GRAND RAILROAD FESTIVAL!

IOWA CITY AND THE ATLANTIC CITIES CONNECTED BY RAILWAY!

THE NATIONAL TRUNK ROAD HALF COMPLETED TO

THE PACIFIC !

IOWA CITY, DEC. 18TH, 1855.

Dear Sir:

You are respectfully requested to attend a celebration, at lowa
City, of the

OPENING OF THE MISSISSIPPI AND MISSOURI RAILROAD
TO THE CAPITAL OF IOWA,

ON THURSDAY, JANUARY 3D, 1856.

We hand you herewith a card, which will serve you as a PASS over the Chicago and Rock Island Railroad, over the Mississippi and Missouri Railroad, to and from Iowa City, and to the hospitalities of her citizens.

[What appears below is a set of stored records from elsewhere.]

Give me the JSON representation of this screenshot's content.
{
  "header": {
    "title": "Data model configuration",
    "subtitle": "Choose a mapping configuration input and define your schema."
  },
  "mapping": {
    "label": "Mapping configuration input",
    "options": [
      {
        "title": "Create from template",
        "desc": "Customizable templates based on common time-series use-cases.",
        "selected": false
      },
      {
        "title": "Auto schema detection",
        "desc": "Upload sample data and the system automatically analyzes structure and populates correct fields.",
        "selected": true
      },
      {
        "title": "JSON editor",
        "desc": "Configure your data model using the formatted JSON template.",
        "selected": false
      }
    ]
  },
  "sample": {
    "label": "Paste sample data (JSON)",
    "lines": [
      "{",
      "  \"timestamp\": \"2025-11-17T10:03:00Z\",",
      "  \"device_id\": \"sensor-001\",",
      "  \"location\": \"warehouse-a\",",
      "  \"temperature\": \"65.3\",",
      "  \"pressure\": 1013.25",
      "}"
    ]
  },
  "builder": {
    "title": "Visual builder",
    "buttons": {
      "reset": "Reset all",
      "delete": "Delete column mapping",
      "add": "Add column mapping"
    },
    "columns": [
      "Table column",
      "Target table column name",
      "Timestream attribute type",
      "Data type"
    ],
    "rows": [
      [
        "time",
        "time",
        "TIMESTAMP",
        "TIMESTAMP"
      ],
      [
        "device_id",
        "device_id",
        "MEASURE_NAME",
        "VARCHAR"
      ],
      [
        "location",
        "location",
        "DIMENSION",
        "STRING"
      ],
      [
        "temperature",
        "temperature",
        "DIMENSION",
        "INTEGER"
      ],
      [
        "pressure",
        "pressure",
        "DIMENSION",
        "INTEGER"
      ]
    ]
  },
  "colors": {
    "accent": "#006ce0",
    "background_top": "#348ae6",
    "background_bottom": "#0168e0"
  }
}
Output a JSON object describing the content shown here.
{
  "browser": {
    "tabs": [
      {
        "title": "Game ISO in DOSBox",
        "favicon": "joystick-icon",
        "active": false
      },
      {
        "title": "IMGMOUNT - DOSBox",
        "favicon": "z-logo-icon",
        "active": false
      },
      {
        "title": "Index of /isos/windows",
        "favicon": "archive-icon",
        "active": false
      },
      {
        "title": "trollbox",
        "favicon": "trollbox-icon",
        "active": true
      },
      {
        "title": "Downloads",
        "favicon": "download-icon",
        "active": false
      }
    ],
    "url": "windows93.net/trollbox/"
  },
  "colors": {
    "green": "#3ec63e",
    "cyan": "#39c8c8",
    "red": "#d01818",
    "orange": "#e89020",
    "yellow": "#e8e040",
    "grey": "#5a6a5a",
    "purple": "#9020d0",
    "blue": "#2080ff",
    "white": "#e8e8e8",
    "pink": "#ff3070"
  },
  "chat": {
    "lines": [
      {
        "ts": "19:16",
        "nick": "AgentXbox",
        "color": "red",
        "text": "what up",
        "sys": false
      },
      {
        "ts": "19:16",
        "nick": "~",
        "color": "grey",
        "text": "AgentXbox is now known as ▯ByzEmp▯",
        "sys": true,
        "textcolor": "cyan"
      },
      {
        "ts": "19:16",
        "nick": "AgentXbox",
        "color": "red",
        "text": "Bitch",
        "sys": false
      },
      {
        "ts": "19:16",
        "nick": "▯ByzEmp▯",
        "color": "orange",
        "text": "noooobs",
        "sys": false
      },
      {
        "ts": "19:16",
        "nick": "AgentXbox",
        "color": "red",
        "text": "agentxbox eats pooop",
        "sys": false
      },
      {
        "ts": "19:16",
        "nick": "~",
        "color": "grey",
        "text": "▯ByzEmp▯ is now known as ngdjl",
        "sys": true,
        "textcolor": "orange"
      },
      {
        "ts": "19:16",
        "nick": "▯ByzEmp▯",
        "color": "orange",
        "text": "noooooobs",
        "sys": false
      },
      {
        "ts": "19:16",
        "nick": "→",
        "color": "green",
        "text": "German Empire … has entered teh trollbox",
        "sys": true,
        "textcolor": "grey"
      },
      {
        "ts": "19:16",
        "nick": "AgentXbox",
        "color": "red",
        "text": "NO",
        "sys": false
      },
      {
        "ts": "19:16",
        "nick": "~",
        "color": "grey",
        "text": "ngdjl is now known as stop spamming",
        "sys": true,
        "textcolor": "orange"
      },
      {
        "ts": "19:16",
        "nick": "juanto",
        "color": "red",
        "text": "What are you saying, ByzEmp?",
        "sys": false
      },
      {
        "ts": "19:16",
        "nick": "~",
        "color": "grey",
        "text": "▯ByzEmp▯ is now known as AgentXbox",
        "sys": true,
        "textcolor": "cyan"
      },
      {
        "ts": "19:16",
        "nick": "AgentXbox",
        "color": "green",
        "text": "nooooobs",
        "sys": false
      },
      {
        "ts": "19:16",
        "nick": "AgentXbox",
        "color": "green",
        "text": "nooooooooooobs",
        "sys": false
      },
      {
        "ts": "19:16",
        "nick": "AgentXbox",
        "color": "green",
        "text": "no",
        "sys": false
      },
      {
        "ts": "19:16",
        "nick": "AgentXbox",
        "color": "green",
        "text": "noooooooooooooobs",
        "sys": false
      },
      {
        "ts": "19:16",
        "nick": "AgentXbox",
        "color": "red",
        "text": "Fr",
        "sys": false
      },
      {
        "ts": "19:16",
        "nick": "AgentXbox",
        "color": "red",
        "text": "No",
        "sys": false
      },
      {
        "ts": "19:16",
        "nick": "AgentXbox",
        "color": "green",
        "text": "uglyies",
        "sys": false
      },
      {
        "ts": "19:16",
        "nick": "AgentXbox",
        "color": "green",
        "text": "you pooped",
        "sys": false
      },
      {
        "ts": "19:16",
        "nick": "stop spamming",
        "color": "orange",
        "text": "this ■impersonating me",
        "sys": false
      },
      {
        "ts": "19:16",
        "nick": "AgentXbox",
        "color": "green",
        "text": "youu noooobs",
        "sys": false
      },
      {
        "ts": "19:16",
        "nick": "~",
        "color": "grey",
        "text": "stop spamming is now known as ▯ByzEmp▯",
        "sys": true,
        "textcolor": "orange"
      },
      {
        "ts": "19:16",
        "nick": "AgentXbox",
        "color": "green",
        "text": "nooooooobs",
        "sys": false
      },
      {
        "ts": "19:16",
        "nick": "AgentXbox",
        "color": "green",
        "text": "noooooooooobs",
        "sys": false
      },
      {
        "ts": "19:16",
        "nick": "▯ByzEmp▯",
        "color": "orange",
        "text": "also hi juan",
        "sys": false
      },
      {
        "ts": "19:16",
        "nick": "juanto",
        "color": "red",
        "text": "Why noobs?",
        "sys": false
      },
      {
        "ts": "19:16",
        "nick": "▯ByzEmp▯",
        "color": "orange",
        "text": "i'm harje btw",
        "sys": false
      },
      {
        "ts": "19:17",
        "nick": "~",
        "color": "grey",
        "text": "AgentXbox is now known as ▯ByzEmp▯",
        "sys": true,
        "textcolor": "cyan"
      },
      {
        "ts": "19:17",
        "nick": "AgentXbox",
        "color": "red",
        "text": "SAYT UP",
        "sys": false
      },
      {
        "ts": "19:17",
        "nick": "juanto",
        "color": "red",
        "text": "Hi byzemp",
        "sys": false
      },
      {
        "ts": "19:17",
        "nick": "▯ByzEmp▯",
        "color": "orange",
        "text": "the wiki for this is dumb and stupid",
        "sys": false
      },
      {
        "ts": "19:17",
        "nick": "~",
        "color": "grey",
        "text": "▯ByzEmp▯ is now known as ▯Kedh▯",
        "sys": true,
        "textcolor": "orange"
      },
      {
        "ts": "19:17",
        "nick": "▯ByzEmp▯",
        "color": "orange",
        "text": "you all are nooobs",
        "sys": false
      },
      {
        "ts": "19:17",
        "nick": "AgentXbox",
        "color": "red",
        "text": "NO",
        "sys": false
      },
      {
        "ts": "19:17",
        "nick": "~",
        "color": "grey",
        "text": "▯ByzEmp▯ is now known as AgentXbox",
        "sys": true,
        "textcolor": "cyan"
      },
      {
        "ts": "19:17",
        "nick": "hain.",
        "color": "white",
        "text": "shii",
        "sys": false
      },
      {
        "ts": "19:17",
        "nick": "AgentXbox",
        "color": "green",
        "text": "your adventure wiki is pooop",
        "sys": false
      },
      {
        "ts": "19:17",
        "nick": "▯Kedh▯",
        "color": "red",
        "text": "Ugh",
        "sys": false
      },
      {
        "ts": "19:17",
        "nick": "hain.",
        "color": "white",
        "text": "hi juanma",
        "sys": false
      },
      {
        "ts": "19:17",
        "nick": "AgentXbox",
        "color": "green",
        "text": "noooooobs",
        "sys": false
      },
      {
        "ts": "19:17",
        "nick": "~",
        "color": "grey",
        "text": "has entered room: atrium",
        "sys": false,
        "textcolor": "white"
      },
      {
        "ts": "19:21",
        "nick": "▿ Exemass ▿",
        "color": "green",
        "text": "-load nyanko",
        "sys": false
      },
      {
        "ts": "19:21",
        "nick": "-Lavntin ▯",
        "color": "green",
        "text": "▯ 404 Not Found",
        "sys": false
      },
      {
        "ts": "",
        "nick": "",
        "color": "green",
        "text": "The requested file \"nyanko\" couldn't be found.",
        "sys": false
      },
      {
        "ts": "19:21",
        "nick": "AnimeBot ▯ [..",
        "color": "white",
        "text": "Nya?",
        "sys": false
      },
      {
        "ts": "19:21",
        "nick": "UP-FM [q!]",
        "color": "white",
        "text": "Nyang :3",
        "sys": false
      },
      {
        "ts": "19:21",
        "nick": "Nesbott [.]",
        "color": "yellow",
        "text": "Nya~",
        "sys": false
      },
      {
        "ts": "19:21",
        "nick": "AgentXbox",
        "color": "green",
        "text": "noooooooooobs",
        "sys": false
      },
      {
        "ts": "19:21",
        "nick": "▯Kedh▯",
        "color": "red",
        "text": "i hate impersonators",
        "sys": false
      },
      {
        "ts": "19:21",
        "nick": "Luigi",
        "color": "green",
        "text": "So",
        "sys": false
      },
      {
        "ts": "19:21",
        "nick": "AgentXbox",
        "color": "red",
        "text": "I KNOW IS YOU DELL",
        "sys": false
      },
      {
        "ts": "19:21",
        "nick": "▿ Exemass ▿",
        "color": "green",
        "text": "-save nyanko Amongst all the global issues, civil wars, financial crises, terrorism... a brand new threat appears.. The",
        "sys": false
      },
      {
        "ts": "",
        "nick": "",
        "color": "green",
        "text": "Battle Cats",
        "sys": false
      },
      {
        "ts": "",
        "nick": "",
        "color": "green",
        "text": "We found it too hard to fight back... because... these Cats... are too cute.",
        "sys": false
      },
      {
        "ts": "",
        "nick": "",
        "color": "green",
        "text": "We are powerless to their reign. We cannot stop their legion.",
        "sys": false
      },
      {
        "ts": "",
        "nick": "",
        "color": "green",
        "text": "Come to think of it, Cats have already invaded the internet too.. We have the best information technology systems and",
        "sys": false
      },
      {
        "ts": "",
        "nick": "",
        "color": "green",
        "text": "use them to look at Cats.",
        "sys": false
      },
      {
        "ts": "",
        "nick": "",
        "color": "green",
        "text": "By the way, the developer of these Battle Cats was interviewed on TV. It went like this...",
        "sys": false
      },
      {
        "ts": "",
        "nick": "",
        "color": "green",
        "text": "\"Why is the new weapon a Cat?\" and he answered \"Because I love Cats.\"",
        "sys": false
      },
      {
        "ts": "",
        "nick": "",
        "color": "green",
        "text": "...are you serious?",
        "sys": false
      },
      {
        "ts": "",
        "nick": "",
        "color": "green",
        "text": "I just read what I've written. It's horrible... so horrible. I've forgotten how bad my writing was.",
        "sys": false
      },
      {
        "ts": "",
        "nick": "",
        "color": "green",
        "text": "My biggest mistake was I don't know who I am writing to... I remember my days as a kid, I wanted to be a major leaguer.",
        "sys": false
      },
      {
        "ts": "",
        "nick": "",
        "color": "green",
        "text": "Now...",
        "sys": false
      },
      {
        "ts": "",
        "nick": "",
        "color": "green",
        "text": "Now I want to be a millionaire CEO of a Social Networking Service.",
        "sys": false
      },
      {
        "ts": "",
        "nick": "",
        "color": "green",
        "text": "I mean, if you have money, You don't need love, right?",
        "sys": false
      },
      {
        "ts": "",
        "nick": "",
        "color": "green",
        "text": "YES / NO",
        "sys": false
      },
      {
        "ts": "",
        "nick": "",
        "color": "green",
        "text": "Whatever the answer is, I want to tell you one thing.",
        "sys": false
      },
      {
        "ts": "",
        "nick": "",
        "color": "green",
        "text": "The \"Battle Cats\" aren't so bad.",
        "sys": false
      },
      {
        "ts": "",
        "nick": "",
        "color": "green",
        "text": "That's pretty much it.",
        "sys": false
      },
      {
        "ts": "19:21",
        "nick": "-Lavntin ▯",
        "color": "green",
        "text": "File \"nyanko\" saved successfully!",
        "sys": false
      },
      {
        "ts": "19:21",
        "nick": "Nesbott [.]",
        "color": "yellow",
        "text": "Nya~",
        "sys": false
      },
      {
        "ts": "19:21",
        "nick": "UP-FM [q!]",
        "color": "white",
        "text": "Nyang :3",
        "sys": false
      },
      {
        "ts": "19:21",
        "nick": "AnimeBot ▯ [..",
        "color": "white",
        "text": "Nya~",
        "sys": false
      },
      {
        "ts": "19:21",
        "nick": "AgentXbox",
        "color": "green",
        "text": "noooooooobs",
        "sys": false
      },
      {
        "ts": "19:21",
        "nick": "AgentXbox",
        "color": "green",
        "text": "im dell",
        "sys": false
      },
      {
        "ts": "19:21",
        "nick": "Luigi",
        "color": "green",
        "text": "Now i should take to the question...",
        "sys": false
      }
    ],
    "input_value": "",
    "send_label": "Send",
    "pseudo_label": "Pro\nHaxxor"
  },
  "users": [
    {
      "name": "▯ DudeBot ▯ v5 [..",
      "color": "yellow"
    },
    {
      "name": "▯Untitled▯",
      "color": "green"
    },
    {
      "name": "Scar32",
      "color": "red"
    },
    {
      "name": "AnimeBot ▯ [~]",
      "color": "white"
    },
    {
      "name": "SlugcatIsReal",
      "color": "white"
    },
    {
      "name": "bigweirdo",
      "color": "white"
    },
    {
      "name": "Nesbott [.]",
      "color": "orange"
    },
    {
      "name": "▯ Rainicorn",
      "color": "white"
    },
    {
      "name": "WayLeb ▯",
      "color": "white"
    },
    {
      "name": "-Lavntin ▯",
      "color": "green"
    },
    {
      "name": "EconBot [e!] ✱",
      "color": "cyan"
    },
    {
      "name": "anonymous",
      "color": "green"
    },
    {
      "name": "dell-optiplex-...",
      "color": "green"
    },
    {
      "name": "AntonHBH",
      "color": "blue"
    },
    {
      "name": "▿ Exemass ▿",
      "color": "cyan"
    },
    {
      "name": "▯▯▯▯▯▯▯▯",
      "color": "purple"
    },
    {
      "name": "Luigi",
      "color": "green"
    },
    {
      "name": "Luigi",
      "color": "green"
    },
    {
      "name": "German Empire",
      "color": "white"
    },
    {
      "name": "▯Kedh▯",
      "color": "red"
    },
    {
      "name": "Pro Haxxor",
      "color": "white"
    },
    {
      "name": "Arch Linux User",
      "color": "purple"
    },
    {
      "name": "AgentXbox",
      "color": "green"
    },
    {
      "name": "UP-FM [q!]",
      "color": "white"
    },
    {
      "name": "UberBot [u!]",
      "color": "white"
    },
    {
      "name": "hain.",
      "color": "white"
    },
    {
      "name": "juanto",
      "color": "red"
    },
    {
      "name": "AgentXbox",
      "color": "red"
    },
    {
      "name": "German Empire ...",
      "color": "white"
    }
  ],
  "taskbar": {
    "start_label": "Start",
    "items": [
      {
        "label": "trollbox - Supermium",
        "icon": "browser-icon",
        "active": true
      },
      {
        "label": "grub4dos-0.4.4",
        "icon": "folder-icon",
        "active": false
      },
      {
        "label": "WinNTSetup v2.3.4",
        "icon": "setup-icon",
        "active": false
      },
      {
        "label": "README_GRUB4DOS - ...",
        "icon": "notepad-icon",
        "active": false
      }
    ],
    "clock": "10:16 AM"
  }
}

This was signed by Le Grand Byington and others of the committee of invitation. January 3 was ushered in by one of the coldest days of

winter, the mercury twenty degrees below zero. The crisp snow creaked under foot, the trees glittered with frost, and the keen air nipped the unprotected ear. For weeks the whole town had been busy-turkeys by the hundred, butter by the ton, cake and pastry, fruit and flowers in sumptuous profusion awaited the bidden guests. At 2 P. M., the booming of cannon announced the arrival of the first passenger train with seven car-loads of people. Sleighs and carriages were in waiting, but, in that fierce cold, no one waited for conveyances, but rushed wildly to the warmed and decorated capitol. All the country round about was pouring in; up the winding stairs of the legislative halls, a thousand, two thousand poured to a welcome and a banquet that in point of magnificence has not to this day been surpassed by anything of the kind ever attempted in Iowa. It was the very blossoming of hope in the ambitious capital of a proud young state. At that feast, multitudinous lights shone over as fair women and as brave men as ever assembled in the west. Among the dignitaries from abroad were, General John A. Dix, of New York; Henry Farnum, the great railroad magnate; the mayor of Chicago; and capitalists and editors from many leading cities. As night sped on they heeded not the wintry blast. Within were speeches and music and dancing; without, the frost sparkled on the snowy breast of the glad New Year; and not till the wee, sma' hours of morning did the last strain die away, and the last footfall resound among the corridors of the capitol. Such was the welcome accorded the first railroad into the heart of the great world west of the Mississippi.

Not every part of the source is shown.